Schroeder brings up the Dual Process Model of Grief, where one alternates between grieving and coping. During the grieving, you can expect to feel things like anger, sadness and denial. While you are coping, you are learning to live with your new circumstances.
Some institutions offer free online programs that help with mental-health issues, including negative emotions. And Schroeder suggests that anybody who feels overwhelmed reach out for help, which can include counselling.
“Our ultimate goal is to find some benefit out of our loss,” she says. “Whether that is finding new, more meaningful work, reinventing ourselves, or spending more time with friends and family, the ability to find a benefit will help you feel more at peace with the loss.”
2) FINANCE YOUR LIFE
When you’re suddenly without a paycheque, the thought of not having enough cash to pay the bills is likely to cause significant stress. Typically, the advice has been to save somewhere between three to six months of expenses in your emergency fund. But very few people actually do that, says Trahair, so you might need to look at your other options.
“Everybody is different,” he says. “Our personal financial situations are as individual as a fingerprint. The best thing you could possibly do for your personal finances, whether you’re trying to get out of debt, plan for your retirement or get through COVID-19, is to track where your money is going. Whatever you track tends to improve because you’re focusing on it.”
But where are you going to get the money to buy groceries and other essentials? Make sure you’re aware of financial and economic support from the federal government, namely the Canadian Emergency Relief Benefit. Trahair says, if you do have retirement savings, or a TFSA, you’re probably going to have to tap into that. RRSP withdrawals are taxable but, if you lost a job in March, and have no income for the rest of the year, you’re not going to lose much on RRSP withdrawals, he says.
“For people who don’t have savings of any kind, then it gets to be about debt structure. Credit cards are the last resort because the interest is so high,” he says. “People in pretty good financial shape with a home, I’ve always recommended that the best emergency fund you can have is an unused line of credit.”

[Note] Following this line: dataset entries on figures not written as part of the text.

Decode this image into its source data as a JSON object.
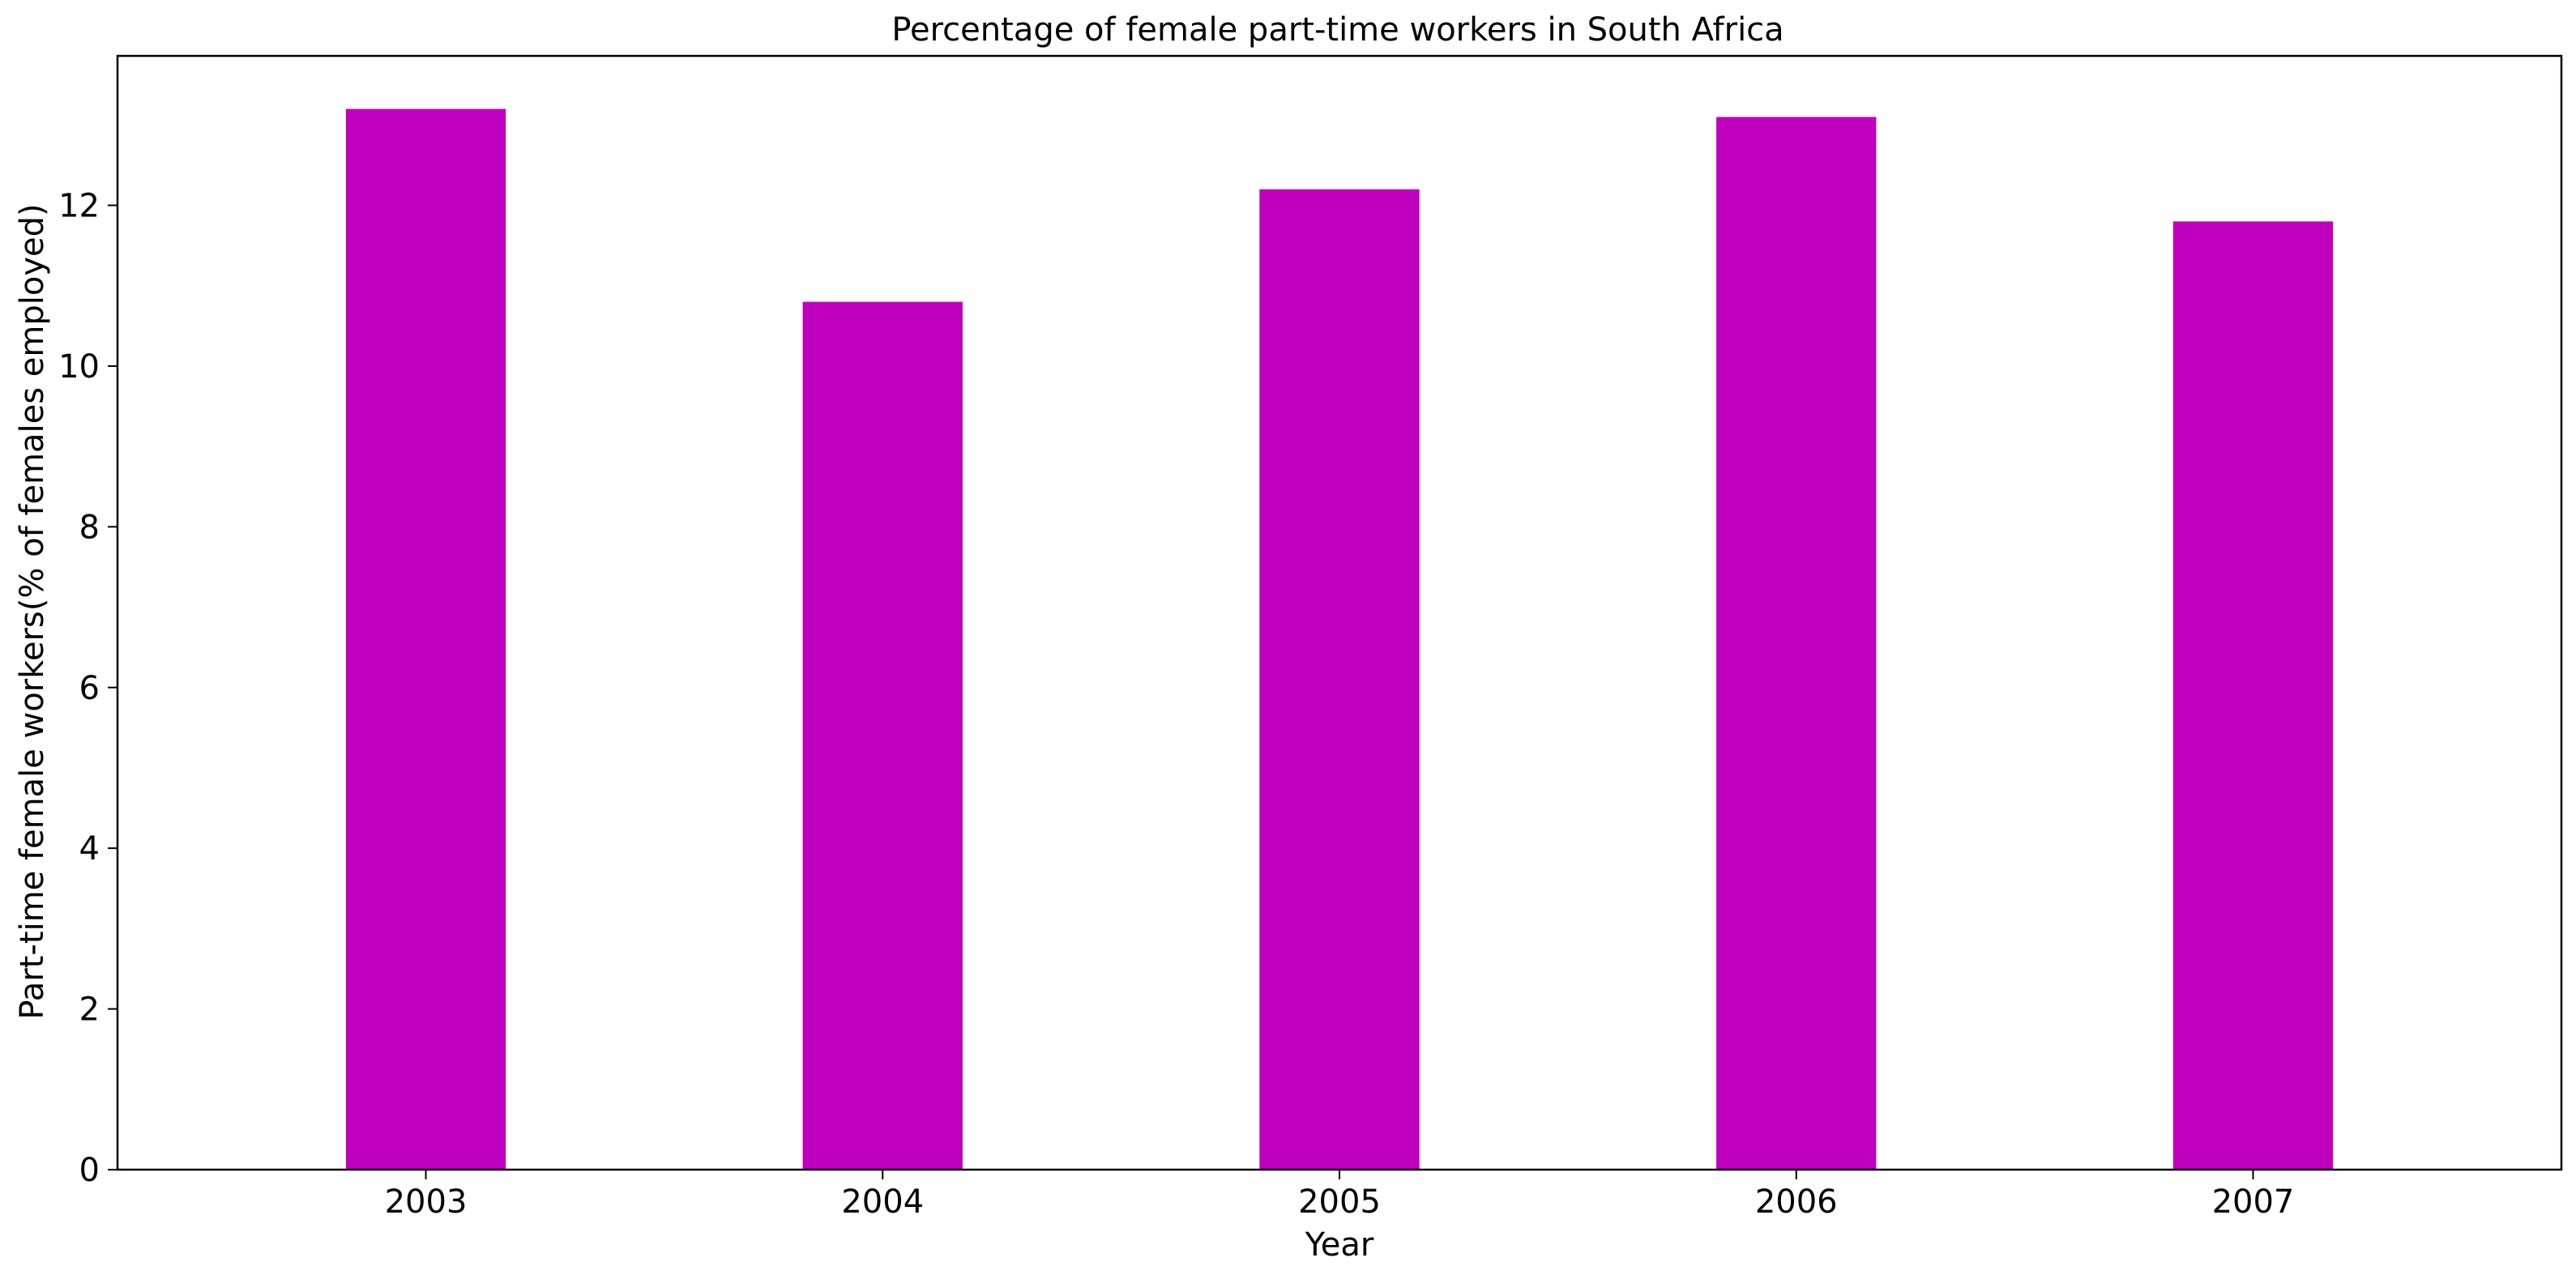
{
  "chart_data": {
    "type": "bar",
    "title": "Percentage of female part-time workers in South Africa",
    "xlabel": "Year",
    "ylabel": "Part-time female workers(% of females employed)",
    "categories": [
      "2003",
      "2004",
      "2005",
      "2006",
      "2007"
    ],
    "values": [
      13.2,
      10.8,
      12.2,
      13.1,
      11.8
    ],
    "ylim": [
      0,
      13.86
    ],
    "yticks": [
      0,
      2,
      4,
      6,
      8,
      10,
      12
    ],
    "grid": false,
    "legend": "none",
    "bar_color": "#bf00bf"
  }
}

If you have a home equity line of credit, that’s the lowest interest rate you can get, says Trahair, adding that he considers it the most optimal debt to use to finance this unusual period. You should also understand how the credit system works and what you can do to improve your score.
3) FIND FUTURE EMPLOYMENT
There’s no end to the amount of helpful job search tips that are out there, whether about the importance of networking or boosting your LinkedIn profile. But we’re in unprecedented territory when it comes to finding a new job during a pandemic.
“The conclusion I’ve come to is that it’s not the strongest or the smartest that are going to get through this. It’s those that can most easily adapt to change,” says Trahair. “Look at the profession or the job that you have and think about what the future prospects are. The opportunity now is to expand your skills into areas that are going to be in demand or are going to be common going forward.”
Many people consider going back to school or retraining to be one of the best options in times of unemployment, though that could depend on your financial situation or stage of life.
“[Finding a new job] will be hardest for older employees in a market where there is more competition,” adds Schroeder. “Us older workers need to remember that we have an important asset that the younger generation doesn’t have yet: experience. We need to find a way to capitalize on that.”
She says that includes contract work, such as offering assistance to smaller firms that may need someone experienced but not full time.